Film East West Rugby

Filmabend EAST WEST Sex & Politics

Auch im Sommersemester 2011 veranstaltet die Amnesty International Hochschulgruppe einen Filmabend. Passend zu dem Semesterthema „LGTBI-Rechte“ zeigen wir den Film East/West, der den täglichen Kampf Homosexueller in Russland dokumentiert.

Film East West Rugby
Film East West Rugby

Wer mit offenen Augen durch Moskau geht, kann die Veränderungen der letzten eineinhalb Dekaden seit dem Ende der Sowjetunion auf den ersten Blick sehen, zumindest bei oberflächlicher Betrachtung. Prada-Boutiquen statt Lenin-Statuen, westliche Edelkarossen aller Marken statt den früher allgegenwärtigen Ladas und auffallend viele sehr schick und teuer gekleidete Menschen. Ohne Zweifel hat Russland in den letzten Jahren zumindest in Sachen Kapitalismus gewaltig aufgeholt. Wie aber sieht es mit der Demokratie und der Einhaltung der Menschenrechte in Russland aus? Hat sich mit der Liberalisierung der Wirtschaft auch eine Freiheit des Geistes eingestellt? Im Jahr 1993 wurde unter dem damaligen russischen Präsidenten Boris Jelzin der Paragraph 121 aufgehoben, der homosexuelle Handlungen unter Strafe stellte. Immerhin ein Jahr vor Deutschland, wo der Paragraph 175 erst 1994 aus dem Strafgesetzbuch flog. Doch die Hoffnung, die Schwule und Lesben mit diesem Ereignis verbanden, stellten sich bald als trügerisch heraus. Der Weg aus dem Sozialismus hat Russland zwar Fortschritte in der wirtschaftlichen Entwicklung gebracht, doch die Verwirklichung von Lebensmodellen außerhalb der Traditionen ist selbst im urbanen Moskau nur mit Schwierigkeiten möglich.

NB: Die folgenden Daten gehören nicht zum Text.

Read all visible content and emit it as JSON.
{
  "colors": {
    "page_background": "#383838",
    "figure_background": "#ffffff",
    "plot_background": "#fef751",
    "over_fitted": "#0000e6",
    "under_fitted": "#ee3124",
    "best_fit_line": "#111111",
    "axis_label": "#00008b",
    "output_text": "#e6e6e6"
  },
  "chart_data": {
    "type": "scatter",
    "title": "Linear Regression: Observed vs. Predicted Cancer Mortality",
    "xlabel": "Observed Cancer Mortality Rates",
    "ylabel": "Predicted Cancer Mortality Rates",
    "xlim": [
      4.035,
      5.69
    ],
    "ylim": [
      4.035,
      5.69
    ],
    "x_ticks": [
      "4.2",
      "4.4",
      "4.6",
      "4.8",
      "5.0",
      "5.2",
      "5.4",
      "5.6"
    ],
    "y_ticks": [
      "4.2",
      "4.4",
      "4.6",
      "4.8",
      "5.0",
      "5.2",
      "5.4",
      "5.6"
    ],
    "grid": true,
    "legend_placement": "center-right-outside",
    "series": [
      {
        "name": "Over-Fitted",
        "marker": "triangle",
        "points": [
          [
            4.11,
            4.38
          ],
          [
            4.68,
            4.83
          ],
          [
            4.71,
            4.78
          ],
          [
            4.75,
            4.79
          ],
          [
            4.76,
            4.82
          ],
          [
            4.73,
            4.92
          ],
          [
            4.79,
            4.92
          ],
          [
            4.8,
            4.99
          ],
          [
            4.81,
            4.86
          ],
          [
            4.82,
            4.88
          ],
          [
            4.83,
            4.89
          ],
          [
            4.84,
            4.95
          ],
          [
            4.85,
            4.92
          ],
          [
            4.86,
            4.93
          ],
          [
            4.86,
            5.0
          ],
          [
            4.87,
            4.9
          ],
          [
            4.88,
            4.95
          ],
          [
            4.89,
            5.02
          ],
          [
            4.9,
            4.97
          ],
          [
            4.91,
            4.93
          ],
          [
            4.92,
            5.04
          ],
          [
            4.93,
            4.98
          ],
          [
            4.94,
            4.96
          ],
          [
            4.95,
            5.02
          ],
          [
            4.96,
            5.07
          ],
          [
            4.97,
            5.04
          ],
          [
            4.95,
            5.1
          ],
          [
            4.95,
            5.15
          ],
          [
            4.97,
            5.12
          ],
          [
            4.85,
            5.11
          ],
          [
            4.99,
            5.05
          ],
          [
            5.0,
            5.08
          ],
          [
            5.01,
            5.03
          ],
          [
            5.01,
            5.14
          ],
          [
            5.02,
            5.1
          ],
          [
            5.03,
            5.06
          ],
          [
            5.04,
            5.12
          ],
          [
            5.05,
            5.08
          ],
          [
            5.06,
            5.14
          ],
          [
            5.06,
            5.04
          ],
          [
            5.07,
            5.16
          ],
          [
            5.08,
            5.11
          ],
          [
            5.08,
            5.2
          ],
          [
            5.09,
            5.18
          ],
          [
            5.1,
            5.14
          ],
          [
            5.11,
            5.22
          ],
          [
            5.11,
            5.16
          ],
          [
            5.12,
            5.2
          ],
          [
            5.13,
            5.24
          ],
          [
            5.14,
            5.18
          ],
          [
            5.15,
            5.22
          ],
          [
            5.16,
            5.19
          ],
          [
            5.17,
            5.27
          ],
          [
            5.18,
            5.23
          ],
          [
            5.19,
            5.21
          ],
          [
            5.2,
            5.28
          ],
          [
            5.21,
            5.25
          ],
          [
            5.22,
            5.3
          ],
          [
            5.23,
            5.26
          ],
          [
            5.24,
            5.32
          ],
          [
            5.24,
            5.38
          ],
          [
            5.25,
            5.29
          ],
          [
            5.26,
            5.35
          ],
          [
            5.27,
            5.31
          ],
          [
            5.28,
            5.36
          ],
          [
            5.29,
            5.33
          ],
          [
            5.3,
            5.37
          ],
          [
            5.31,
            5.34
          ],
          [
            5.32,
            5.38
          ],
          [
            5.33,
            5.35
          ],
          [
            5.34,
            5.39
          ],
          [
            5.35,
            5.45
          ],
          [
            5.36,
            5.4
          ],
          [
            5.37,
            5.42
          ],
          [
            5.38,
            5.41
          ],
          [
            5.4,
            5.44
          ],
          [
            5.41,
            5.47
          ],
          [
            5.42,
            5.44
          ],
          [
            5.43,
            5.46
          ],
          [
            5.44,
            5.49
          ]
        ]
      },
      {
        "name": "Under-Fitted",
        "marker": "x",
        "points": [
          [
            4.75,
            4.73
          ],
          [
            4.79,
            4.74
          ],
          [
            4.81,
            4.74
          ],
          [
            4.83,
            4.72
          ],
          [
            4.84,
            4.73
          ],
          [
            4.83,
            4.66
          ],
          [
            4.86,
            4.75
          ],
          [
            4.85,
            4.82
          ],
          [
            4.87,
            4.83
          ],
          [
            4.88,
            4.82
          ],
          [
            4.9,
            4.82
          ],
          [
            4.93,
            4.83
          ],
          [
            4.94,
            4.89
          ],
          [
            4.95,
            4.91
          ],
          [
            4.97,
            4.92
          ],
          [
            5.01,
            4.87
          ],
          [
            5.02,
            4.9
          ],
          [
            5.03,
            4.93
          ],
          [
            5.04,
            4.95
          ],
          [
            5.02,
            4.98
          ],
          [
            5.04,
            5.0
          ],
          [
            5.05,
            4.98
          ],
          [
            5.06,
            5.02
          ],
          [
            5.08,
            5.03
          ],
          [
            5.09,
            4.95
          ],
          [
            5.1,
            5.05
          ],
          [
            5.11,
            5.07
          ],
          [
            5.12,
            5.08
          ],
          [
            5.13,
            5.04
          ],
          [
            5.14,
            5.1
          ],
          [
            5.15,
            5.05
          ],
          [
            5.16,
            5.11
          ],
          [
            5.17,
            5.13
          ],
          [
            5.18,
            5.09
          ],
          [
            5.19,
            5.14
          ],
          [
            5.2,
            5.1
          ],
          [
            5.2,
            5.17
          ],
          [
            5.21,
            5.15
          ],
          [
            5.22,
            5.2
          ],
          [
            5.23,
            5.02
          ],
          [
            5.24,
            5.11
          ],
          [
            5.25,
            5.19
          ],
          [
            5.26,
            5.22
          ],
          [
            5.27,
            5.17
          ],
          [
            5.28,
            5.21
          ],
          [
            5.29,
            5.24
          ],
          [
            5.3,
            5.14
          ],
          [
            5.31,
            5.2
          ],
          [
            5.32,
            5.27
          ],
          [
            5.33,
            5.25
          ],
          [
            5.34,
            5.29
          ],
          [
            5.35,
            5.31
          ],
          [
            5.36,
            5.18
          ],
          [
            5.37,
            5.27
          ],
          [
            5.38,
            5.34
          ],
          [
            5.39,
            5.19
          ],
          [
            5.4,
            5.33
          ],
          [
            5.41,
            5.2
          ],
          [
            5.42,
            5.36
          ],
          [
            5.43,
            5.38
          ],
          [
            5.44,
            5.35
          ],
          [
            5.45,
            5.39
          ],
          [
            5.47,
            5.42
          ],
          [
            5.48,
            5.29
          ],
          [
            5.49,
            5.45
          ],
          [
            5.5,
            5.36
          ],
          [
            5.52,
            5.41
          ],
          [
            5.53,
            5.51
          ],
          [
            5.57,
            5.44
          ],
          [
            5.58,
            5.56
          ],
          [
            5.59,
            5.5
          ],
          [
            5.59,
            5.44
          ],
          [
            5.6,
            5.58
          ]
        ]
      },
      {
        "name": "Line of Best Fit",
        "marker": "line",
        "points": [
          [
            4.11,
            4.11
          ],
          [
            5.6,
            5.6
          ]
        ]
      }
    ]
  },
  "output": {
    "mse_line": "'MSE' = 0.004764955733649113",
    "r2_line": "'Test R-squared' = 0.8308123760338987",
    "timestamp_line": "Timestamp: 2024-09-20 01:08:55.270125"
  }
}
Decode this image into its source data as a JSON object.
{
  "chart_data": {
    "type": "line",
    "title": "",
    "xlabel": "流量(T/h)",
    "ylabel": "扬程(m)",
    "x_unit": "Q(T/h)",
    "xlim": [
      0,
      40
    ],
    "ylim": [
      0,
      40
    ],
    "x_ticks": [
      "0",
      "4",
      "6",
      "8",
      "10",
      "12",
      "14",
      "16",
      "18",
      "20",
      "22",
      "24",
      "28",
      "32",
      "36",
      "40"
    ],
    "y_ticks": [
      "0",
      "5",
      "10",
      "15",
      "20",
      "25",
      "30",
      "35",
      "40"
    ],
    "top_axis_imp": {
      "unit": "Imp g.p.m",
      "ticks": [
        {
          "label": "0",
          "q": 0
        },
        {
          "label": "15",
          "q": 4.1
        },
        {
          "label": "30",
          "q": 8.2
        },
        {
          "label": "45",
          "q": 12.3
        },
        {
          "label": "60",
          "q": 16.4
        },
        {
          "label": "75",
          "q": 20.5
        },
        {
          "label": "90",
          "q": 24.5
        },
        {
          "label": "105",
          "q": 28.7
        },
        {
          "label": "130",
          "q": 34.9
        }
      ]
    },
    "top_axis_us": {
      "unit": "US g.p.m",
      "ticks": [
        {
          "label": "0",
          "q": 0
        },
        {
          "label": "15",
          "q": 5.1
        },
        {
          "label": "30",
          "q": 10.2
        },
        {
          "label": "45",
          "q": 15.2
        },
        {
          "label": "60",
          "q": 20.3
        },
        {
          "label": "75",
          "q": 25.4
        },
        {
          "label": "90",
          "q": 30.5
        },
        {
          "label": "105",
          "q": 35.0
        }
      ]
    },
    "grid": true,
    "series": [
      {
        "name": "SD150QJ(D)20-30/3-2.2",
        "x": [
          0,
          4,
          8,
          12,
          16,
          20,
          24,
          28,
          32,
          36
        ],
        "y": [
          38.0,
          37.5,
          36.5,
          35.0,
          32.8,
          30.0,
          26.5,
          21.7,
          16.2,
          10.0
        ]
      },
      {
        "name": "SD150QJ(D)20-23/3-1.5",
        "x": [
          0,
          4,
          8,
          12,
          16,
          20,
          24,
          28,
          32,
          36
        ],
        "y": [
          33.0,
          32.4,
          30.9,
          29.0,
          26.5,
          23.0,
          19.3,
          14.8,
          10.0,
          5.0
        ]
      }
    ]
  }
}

In seiner Dokumentation beschreibt Jochen Hick den nach wie vor unhaltbaren Zustand der Gesellschaft in Russland, innerhalb derer Homo- Bi- und Transsexuelle unterdrückt, angefeindet und tätlich angegriffen werden. Er beobachtet die Gay-Paraden 2006 und 2007 in Moskau, die von Bürgermeister Juri Luschkow verboten und von reaktionären Bevölkerungsgruppen attackiert werden, unterstützt oder zumindest toleriert von Sicherheitskräften. Hick spricht mit Initiatoren der Demo, wie etwa mit Evgeniya Debryanskaya und Nikolai Alexejew, die 2006 den ersten Gay Pride in Moskau organisiert hatten, mit Besuchern aus dem Ausland, wie etwa dem Menschenrechtler Peter Tatchell, dem grünen und schwulen MdB Volker Beck, der erst von Schlägern verletzt und dann von der Polizei festgenommen wurde, und mit anderen Teilnehmern, von denen einige ihre Verdienste im Aufbau der Gay-Community Russlands haben.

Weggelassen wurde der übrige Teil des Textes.